Dessa forma, a cadeia de ouro poderia ser considerada extinta, não obstante, o platonismo permaneceu vivo dentro do mundo islâmico, judaico e cristão no Medievo, e retornará com força no Renascimento, através de Plethon, Pico della Mirandola, Ficino, Patrizi e outros. Por isso Thomas Taylor, o grande estudioso e tradutor de textos platônicos do século XIX, disse, em sua Introdução aos Hinos e Iniciações de Orfeu, que a cadeia de ouro estava viva e era formada pelos discípulos que transmitiram e preservaram a tradição de Platão e seu significado mais profundo (sentido c), alegando que esta tradição teológica era a mesma de Orfeu e Pitágoras.

Talvez os homens se esqueçam um dia do nome de Platão, assim como talvez se esqueçam do vínculo que os une à divindade, mas a cadeia de ouro continuará existindo como o liame entre o céu e a terra e como a própria ordem universal, eternas.

 

Bibliografia

 DAMASCIUS.  Damascius: The Philosophical History, Polymnia Athanassiadi (edição  e tradução).

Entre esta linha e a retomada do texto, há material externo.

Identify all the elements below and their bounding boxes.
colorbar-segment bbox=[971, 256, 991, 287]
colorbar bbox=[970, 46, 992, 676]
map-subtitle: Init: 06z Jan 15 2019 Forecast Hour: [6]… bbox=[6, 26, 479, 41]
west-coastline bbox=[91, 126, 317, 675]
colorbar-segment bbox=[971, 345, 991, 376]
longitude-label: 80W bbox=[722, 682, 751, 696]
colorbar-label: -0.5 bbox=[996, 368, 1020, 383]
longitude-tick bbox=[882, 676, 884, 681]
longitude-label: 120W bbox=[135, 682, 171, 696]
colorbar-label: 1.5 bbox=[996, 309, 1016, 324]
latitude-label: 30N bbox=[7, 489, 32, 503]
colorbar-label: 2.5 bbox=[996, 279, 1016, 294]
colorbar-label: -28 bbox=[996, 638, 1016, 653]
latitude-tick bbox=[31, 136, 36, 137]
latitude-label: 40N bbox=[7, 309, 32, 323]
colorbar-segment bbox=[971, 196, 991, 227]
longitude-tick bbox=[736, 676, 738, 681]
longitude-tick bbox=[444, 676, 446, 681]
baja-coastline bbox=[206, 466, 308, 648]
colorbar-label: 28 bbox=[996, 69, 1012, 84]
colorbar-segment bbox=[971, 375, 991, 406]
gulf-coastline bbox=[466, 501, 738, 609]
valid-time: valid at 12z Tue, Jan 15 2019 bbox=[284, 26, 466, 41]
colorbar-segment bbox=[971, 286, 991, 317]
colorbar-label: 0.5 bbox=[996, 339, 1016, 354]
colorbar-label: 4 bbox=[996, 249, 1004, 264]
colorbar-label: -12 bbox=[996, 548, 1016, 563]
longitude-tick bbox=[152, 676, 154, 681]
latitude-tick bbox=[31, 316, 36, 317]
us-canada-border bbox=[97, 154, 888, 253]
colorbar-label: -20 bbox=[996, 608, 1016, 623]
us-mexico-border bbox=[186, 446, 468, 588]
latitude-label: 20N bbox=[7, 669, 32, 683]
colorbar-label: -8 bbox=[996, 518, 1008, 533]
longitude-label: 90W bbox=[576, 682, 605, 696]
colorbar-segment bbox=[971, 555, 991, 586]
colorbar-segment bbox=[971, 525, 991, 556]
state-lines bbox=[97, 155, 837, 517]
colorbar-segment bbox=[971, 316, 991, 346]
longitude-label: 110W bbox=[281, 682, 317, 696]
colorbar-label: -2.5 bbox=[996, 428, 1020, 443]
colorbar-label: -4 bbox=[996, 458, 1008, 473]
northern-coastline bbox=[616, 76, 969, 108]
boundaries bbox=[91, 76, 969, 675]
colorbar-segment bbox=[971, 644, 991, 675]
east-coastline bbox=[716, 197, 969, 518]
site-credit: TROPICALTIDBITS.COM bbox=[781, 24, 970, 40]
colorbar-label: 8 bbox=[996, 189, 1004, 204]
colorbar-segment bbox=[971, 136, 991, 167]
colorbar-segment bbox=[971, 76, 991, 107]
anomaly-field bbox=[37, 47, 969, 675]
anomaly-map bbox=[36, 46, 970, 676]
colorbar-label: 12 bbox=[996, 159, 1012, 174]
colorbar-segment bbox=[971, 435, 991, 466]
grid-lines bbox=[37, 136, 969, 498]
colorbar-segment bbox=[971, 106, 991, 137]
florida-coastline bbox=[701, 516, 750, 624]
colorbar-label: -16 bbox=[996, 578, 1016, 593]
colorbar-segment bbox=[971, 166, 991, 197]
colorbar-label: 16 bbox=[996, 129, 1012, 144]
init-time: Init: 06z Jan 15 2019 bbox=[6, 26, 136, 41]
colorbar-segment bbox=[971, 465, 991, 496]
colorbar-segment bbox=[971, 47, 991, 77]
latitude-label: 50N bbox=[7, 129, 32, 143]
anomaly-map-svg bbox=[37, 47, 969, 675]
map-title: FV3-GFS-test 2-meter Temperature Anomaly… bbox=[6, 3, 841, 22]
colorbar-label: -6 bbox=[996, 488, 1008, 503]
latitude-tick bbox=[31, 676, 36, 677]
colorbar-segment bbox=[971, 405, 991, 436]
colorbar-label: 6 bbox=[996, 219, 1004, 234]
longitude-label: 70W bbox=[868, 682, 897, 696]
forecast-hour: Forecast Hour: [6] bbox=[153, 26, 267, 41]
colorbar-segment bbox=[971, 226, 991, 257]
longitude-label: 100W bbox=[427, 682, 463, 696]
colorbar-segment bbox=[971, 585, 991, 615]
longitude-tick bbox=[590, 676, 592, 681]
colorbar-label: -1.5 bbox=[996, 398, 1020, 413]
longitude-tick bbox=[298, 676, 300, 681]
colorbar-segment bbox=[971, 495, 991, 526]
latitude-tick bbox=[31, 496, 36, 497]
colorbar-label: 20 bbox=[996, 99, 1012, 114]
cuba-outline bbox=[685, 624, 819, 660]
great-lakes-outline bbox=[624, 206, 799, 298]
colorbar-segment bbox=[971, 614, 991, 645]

Athenas: The Apamea Cultural Association, 1999.

____________. Sobre os primeiros princípios: aporias e soluções. São Paulo: Polar editora, 2020.

HOMERO. Ilíada. Rio de Janeiro: Nova Fronteira, 2011.

MACRÓBIO. Comentarios Al sueno de Escipión. Madrid: Ediciones Siruela, 2005.

PLATÃO. Teeteto. Lisboa: Fundação Calouste Gulbekian, 2010.